United Kingdom, 1944. Two Cities Films, Noel Coward-Cineguild. Screenplay by David Lean, Ronald Neame, Anthony Havelock-Allan, based on the play by Noel Coward. Cinematography by Ronald Neame. Produced by Noël Coward. Music by Muir Mathieson, Clifton Parker. Production Design by C.P. Norman. Costume Design by Hilda Collins. Film Editing by Jack Harris. National Board of Review Awards 1947.
David Lean’s collaborations with Noel Coward produced some wonderful films, and while In Which We Serve is the best, this one is the warmest. A top-rate cast embodies the members of a family who move into a London row house just after the first World War has ended and father Robert Newton has returned from service.

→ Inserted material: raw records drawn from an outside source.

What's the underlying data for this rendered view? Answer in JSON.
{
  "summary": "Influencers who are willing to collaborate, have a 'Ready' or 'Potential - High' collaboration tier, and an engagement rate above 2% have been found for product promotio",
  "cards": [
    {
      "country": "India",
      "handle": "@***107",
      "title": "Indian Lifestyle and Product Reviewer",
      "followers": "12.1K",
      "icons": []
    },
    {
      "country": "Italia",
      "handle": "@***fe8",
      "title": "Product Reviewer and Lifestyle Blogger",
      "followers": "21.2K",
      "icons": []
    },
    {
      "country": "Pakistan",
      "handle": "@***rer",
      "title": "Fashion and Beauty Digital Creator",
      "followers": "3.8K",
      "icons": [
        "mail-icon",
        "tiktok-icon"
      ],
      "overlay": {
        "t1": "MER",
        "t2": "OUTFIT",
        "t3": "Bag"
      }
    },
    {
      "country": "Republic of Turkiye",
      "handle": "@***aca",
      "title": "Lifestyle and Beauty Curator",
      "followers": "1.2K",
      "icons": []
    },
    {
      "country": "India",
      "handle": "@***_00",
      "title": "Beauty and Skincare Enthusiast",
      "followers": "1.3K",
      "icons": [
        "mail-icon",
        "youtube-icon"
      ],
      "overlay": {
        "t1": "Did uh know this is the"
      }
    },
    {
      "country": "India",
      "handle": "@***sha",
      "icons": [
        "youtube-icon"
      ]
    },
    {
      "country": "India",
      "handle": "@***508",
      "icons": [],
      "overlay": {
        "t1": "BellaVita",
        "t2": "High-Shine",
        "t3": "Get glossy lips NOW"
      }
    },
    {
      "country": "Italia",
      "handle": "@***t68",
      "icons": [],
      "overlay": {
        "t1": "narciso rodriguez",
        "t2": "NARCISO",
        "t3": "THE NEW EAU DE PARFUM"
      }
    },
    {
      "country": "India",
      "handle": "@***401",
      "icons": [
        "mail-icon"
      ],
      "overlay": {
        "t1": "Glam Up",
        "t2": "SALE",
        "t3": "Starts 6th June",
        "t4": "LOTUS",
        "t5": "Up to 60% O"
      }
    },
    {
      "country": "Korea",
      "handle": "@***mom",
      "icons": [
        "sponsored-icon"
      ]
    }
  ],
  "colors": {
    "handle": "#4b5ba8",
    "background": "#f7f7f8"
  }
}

He opens a successful travel agency while mother Celia Johnson does her best to raise three children who become, as children do, a terrific challenge as they grow older: eldest daughter Eileen Erskine is the least worrisome, her squabbles with her suitor are how we know she’s going to be happily married to him, while son John Blythe goes through his rebellious phase of fighting the establishment and thinking his parents are old-fashioned sell-outs. The other daughter, played by the always luminous Kay Walsh, is the biggest challenge, rejecting the love of the boy next door (John Mills) who has ambitions in the navy, longing instead to get out and see the world and leave behind what she considers a crummy existence in a grimy neighbourhood. The years pass and bring us closer to the second World War, the crises continuing as we watch Lean manage to make an intimate, limited setting feel intimate and cozy, throbbing with the exact right level of sentimental lushness. The great director’s first film in colour, it strikes the exact right note as war propaganda, giving audiences a reminder of the uncomplicated, simple and noble existence that they are fighting to preserve.